One trace is a debugging tool. To own the agent I need aggregates, so I built an LLM & Agent Observability dashboard straight from the same span attributes:

LLM & Agent Observability dashboard

Across a short load run of varied SRE questions:

  • 20 LLM calls · 6,064 input tokens · 1,439 output tokens · $0.00075 total cost
  • Token usage over time, split into input vs. output — input dominates because every tool result is re-fed into the prompt.
  • LLM latency p95/p99 by model — the tail climbs past 1.6 min on CPU, which is precisely the cold, uncomfortable truth you want on a dashboard instead of in a user complaint.
  • Span latency p95 by operation — the single clearest panel on the board: agent.invoke and llm.chat ride high while every tool.* span sits pinned to the floor.
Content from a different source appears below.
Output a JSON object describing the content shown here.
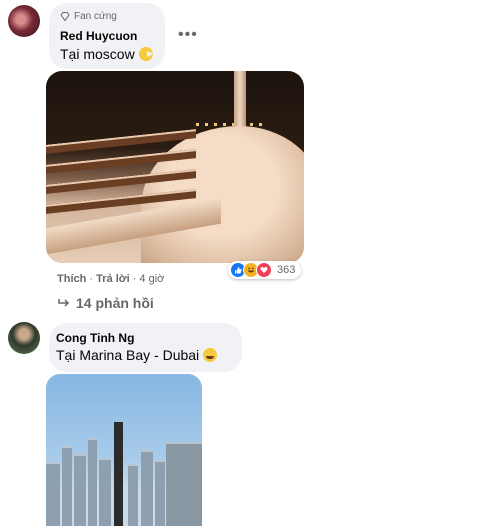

The waterfall lesson, now true across the whole fleet.

About that cost: locally it's essentially zero (I compute it from a per-model price table). But the instrumentation is identical to what you'd use against a paid API. Point the provider at openai or anthropic instead of ollama and the same dashboard is now watching real dollars — before the invoice does.
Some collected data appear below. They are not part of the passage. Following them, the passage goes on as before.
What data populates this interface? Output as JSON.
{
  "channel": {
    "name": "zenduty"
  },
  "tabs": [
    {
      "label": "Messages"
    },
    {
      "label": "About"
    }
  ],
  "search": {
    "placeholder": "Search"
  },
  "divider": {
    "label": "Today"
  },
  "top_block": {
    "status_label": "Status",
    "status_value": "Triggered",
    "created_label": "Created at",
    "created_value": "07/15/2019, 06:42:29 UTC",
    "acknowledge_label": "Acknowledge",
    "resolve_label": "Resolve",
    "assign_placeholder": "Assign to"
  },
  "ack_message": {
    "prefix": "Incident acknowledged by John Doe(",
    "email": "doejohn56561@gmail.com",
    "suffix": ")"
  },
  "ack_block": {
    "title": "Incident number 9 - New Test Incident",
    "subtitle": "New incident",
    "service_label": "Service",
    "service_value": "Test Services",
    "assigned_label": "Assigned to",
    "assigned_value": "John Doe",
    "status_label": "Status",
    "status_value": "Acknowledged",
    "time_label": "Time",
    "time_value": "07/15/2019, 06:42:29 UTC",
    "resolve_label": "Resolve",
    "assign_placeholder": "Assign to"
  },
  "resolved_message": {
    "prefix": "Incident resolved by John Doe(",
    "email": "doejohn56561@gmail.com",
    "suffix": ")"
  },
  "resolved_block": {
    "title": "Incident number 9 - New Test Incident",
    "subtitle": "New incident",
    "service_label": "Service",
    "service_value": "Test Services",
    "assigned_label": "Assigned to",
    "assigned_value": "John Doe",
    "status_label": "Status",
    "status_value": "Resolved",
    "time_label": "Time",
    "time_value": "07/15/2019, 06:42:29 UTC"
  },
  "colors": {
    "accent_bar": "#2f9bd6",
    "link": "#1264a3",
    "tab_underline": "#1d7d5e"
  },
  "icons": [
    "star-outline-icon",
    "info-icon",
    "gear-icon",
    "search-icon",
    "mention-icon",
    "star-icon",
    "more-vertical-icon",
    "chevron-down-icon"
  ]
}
My favorite SigNoz feature

The trace → span drawer won me over. Because SigNoz speaks the OpenTelemetry GenAI conventions natively, a plain span turned into a per-call LLM inspector — model, tokens, cost, finish reason, and the completion event — with zero custom UI. Add the "% of total exec time" on each span and root-causing a slow agent stops being guesswork.

Runner-up: the metrics query builder let me group the same gen_ai.* data by model and token type without writing SQL.


Honest takeaways

  • Instrument the standard, not the vendor. OpenTelemetry GenAI attributes made a generic backend understand my agent. No lock-in, no framework.
  • Agents hide their latency in one span. My tools were ~1 ms; a single synthesis call was 84.5%. You cannot fix what you cannot see.
  • Self-hosting SigNoz is a five-line casting.yaml and one foundryctl cast. Traces, metrics, and logs in one place, on my laptop, for free.
  • Local models make great observability test rigs. CPU inference is slow — which means the interesting tail exists, so you actually have something to observe.

Next, I'm turning this into a Track 01 project: a self-healing SRE sidekick that reads its own SigNoz traces to decide what to do. But that's another post.

Everything here — the agent, the OpenTelemetry wiring, and the dashboard JSON — is reproducible; the commands above are the ones I actually ran.